We live in a time where people are increasingly unwilling to take on debt. They are thinking twice about their expenses, economizing when possible, and doing their best to pay down their debt.
It should hardly come as a surprise that more and more people are questioning the value of higher education. Perhaps your child's life will be enhanced by going to an Ivy League school, but with a price tag of around a quarter million dollars, you are likely to think long and hard before committing to the expense.
Yesterday, Sue Schellenbarger wrote in the Wall Street Journal about parents who had chosen not to spend money to send their children to graduate school. Instead, they had decided to take the money and buy their children a start-up businesses. Link here.
It should not surprise anyone that these young people are having a difficult time learning about how to run a real business. Some of them must feel that they have been thrown in the deep end of the pool before they know how to swim.
Their college experience taught them about ideas, but not about experience. Their work experience has turned it around, which may be the best thing for them.
Strikingly, these affluent parents are choosing not to invest in increased education for their children. Said parents seem to believe that real-world experience will do their children more good than will another stay in the halls of academe.
In part, this strategy reflects the increasing difficulty young people are having getting jobs. But, it must also count as a vote of no confidence in our educational system.
As I started researching this post I came across more and more evidence that our universities, especially those that are supposed to be the best, are doing a bad job preparing students for the real world.

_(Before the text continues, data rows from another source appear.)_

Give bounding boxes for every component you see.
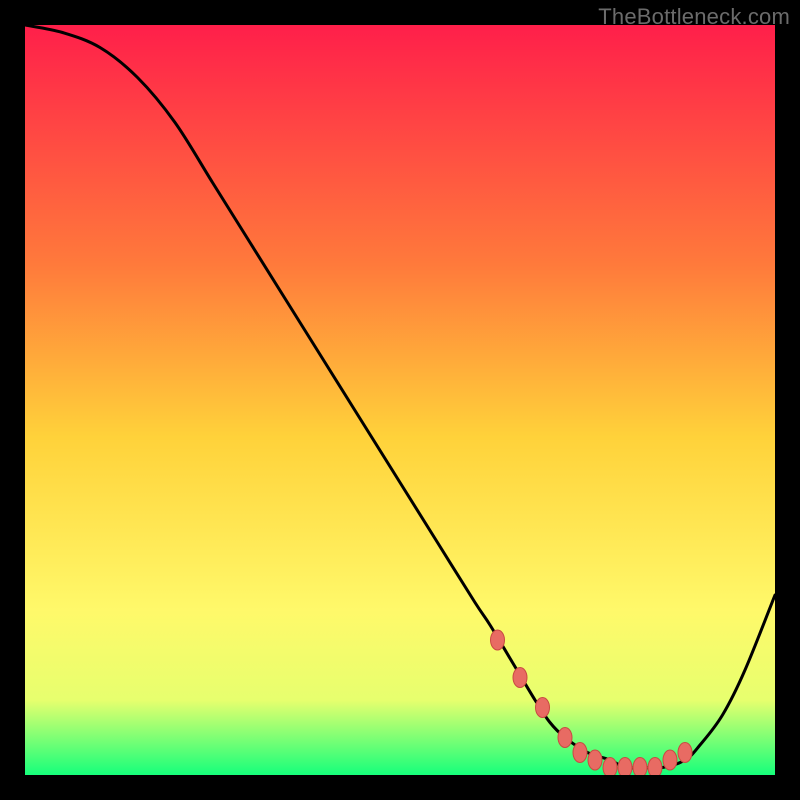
highlight-marker <box>491 630 505 650</box>
highlight-marker <box>573 743 587 763</box>
highlight-marker <box>536 698 550 718</box>
highlight-marker <box>558 728 572 748</box>
highlight-marker <box>633 758 647 776</box>
highlight-marker <box>618 758 632 776</box>
highlight-marker <box>513 668 527 688</box>
highlight-marker <box>663 750 677 770</box>
highlight-marker <box>648 758 662 776</box>
highlight-marker <box>603 758 617 776</box>
chart-frame: TheBottleneck.com <box>0 0 800 800</box>
watermark-text: TheBottleneck.com <box>598 4 790 30</box>
highlight-marker <box>588 750 602 770</box>
highlight-marker <box>678 743 692 763</box>
gradient-background <box>25 25 775 775</box>
bottleneck-chart <box>25 25 775 775</box>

Foundation president Robert Atkinson interviews and hires people from the best and the brightest universities. In an article he wrote for the Huffington Post a few weeks ago he explained how surprised he was to find English majors who did not know how to write and philosophy majors who did not know how to think. Link here.
In his words: "One applicant, a recent Princeton grad, submitted a test that was full of spelling and grammar mistakes. Didn't they teach 'spell check' at Princeton? A Boston University grad couldn't accurately complete a simple excel spreadsheet."
Today Michael Schrage argues a similar point in the Harvard Business Review. Link here.
In his words: "Knowledge may be power, but 'knowledge from college' is neither predictor nor guarantor of success. Growing numbers of informed observers increasingly describe a higher education 'bubble' that makes a college and/or university education a subprime investment for far too many attendees."
Schrage differentiates between having raw, abstract, theoretical knowledge and possessing the skills required to apply that knowledge to a problem.
He even sees the defect in students who are studying the most rigorous disciplines: "I know doctoral candidates in statistics and operations research who find adapting their superb technical expertise to messy, real-world problem solving extraordinarily difficult. Their great knowledge does not confer great skill."
How did things get to this point? Perhaps our institutions of higher education been taken over by people who gaze on the great Ideas, but who have no concern with teaching students how to implement those Ideas in the real world.
To me this feels like a newer version of the old mind/body problem, the one created by Descartes. If you follow Descartes and go off in search of a pure mind, abstracted from all real experience, then you will never be able to find your way back into the real world?
The best example of this thorny, and not immediately self-evident problem is an old New Yorker cartoon where a man from the city gets lost while driving through the country. He stops and asks a local farmer for directions. The farmer replies: "Come to think of it, you can't get there from here."
In another way the difference between theory and practical skills recalls the great philosophical debate over which comes first, mind or experience, which is a debate between Platonic and Aristotelian philosophies.
Should education begin and end with endless lucubrations over abstract theoretic concepts. To the exclusion of concerns about experience and practical skills? Or should it begin with an analysis of practical problems, how to analyze them, how to solve them, and what it might mean once we do?
Students who begin and end with theory tend to be lost when faced with real world problems. While theory is no substitute for experience, you can develop theories based on your practical experience.
But you cannot develop theories from experience unless you know that theory is there to serve experience, and not vice versa.